Tutorial 1: Generating surrogate maps on the cortex

In this first example, we will derive a set of surrogates for the gradient data we covered in the Getting Started section. We will use this set of surrogate data to statistically compare two brain maps. This process will give us a correlation metric and a means by which to test the significance of the association between them.

Nulls with surface data

We’ll first start by loading the Allen Human Brain Atlas gene PC1 and everything we need to compute the surrogates:

>>> from eigenstrapping import datasets, fit
>>> genepc_lh, genepc_rh, emodes_lh, emodes_rh, evals_lh, evals_rh = datasets.load_surface_examples()
>>> distmat, index = datasets.load_distmat('fsaverage', hemi='lh', sort=True)
>>> # note: this download may take a while
>>> surrs_lh = fit.surface_fit(
                    x=genepc_lh,
                    D=distmat,
                    index=index,
                    emodes=emodes_lh,
                    evals=evals_lh,
                    num_modes=100,
                    nsurrs=1000,
                    resample=False,
                    return_data=True,
                    )
No surface given, expecting precomputed eigenvalues and eigenmodes
IMPORTANT: EIGENMODES MUST BE TRUNCATED AT FIRST NON-ZERO MODE FOR THIS FUNCTION TO WORK
Surrogates computed, computing stats...

>>> surrs_lh.shape
(1000, 10242)

Those who’ve completed the Getting Started section might notice that we’re not using the eigenstrapping.SurfaceEigenstrapping class anymore, but the eigenstrapping.fit module now. This module allows us the same control over the parameters as before, but it also gives us an output variogram and other helpful info. The above code will give you a figure:

We can see that the variogram of the surrogates doesn’t match up with the empirical data (they’re too smooth, hence a lower variogram curve). The residuals in the third plot also don’t form a low amplitude Gaussian, meaning they have some information in them. It is worth noting here that the residuals may never form a low amplitude Gaussian. It depends on the structure of the original data, and if that data is highly non-normal. Hence why we perform non-parametric statistics in the first place.

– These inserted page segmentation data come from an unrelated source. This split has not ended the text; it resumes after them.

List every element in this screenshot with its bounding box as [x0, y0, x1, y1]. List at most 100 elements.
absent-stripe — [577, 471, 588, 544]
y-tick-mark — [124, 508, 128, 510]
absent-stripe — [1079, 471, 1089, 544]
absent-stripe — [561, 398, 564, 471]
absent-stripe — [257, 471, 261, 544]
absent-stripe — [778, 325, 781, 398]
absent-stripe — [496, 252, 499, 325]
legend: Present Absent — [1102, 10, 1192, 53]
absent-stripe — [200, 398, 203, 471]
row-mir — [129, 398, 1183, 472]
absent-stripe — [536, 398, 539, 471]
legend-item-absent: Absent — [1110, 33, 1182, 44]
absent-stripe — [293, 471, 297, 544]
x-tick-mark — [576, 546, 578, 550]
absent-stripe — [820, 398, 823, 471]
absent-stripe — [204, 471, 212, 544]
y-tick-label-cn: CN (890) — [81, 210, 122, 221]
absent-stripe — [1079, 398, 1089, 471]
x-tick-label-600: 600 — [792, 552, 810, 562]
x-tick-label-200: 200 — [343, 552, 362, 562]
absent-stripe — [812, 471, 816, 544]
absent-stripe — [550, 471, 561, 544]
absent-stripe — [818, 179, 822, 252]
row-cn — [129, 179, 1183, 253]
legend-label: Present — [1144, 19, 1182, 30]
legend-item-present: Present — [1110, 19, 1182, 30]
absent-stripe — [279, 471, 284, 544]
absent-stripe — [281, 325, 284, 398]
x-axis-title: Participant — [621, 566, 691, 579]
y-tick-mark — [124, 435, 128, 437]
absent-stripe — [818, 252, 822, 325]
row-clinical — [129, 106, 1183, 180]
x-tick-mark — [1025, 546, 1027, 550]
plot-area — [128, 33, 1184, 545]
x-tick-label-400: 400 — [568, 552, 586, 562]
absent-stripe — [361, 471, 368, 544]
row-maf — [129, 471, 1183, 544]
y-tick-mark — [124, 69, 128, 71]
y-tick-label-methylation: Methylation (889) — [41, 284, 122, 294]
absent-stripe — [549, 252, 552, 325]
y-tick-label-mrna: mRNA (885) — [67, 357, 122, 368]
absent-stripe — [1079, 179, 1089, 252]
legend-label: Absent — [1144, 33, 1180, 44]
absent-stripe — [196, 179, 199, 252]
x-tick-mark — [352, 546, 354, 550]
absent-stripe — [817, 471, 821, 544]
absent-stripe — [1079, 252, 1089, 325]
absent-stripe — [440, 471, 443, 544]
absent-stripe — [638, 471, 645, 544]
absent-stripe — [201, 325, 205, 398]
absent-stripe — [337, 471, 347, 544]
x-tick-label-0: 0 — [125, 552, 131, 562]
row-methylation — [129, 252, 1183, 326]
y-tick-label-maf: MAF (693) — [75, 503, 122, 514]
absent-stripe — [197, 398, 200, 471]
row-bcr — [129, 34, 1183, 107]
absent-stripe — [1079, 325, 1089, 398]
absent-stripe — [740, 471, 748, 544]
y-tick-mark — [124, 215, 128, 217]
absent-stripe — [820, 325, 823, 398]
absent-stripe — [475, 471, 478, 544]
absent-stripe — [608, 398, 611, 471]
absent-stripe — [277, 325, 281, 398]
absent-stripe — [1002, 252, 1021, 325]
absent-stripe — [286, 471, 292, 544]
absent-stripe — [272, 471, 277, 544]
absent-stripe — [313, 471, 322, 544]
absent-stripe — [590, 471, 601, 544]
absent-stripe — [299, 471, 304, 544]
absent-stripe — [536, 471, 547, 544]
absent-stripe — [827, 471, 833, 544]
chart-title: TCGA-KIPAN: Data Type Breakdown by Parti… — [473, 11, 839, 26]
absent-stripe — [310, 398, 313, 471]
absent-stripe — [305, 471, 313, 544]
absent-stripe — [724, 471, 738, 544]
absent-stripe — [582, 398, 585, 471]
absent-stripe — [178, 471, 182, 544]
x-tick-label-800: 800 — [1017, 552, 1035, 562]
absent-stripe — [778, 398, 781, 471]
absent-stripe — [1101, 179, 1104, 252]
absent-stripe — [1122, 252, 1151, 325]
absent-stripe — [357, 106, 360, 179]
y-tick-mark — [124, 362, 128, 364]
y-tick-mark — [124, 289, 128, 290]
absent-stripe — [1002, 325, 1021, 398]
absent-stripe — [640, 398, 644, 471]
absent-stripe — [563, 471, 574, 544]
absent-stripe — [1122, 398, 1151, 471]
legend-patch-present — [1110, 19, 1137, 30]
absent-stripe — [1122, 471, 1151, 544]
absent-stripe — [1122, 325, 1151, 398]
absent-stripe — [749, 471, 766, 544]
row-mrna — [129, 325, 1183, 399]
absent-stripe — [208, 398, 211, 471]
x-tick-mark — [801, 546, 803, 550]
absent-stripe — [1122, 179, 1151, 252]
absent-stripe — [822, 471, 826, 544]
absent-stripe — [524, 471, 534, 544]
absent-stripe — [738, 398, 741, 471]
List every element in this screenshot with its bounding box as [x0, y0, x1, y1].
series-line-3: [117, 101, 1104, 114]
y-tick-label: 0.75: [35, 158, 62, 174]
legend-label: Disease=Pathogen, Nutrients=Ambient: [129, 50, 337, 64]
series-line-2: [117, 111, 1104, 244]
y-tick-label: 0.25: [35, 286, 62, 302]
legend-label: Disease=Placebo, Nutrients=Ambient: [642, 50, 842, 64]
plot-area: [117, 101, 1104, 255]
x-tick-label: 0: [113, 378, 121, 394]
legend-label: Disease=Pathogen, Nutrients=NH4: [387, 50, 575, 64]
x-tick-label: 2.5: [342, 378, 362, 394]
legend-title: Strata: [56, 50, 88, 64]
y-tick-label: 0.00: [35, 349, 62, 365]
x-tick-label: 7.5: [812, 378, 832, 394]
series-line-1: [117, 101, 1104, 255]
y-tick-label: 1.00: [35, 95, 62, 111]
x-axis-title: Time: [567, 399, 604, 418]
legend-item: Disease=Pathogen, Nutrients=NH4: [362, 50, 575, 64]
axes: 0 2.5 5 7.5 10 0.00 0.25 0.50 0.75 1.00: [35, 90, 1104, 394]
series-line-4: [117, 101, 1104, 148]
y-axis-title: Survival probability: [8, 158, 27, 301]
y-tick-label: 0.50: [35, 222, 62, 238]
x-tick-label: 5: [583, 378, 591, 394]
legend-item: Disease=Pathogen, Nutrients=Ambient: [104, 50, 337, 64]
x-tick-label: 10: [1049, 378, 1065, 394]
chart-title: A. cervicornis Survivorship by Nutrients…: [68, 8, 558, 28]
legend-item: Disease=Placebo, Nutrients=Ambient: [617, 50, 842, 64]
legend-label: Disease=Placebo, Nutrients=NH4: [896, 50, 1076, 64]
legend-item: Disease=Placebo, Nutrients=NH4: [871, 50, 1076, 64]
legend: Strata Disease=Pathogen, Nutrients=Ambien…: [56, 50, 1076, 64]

To form a proper null, the surrogates should line up with the empirical variogram. We need to increase the number of modes that we use:

>>> surrs_lh = fit.surface_fit(
                        x=genepc_lh,
                        D=distmat,
                        index=index,
                        emodes=emodes_lh,
                        evals=evals_lh,
                        num_modes=250,
                        nsurrs=1000,
                        resample=False,
                        return_data=True,
                        )
No surface given, expecting precomputed eigenvalues and eigenmodes
IMPORTANT: EIGENMODES MUST BE TRUNCATED AT FIRST NON-ZERO MODE FOR THIS FUNCTION TO WORK
Surrogates computed, computing stats...

250 modes seems to be a better fit for the gene PC1 data. You may notice that the surrogate distribution is now wider, better reflecting the underlying null.

Let’s compare the gene PC1 map to another brain map, now that we’ve generated the null distribution:

>>> from eigenstrapping import stats
>>> from neuromaps import datasets as ndatasets, transforms, images
>>> neurosynth_lh = images.load_data(
    transforms.mni152_to_fsaverage(
        ndatasets.fetch_annotation(source='neurosynth', return_single=True),
        fsavg_density='10k'
    )
)[:10242] # download and load the neurosynth principal gradient, we only want the left hemisphere
>>> corr, pval, perms = stats.compare_maps(genepc_lh, neurosynth_lh, nulls=surrs_lh, return_nulls=True)
>>> print(f'r = {corr:.3f}, p = {pval:.3f}')
r = 0.350, p = 0.401

We can also plot the histogram of null correlations to the target map to make sure it is what we expect (the mean value of correlations should be ~0), while the distribution should follow a roughly-Gaussian shape

>>> import matplotlib.pyplot as plt
>>> plt.hist(perms, bins=101, density=True)
>>> plt.xlim([-1, 1])
>>> plt.axvline(perms.mean(), linestyle='dashed', zorder=3, lw=3, color='r', label='mean correlation')
>>> plt.xlabel('correlations')
>>> plt.ylabel('density')
>>> plt.legend(loc=0)
>>> plt.show()

Make sure that the first argument of the stats.compare_maps function is the map that the surrogate array was computed on, otherwise you can get strange behavior.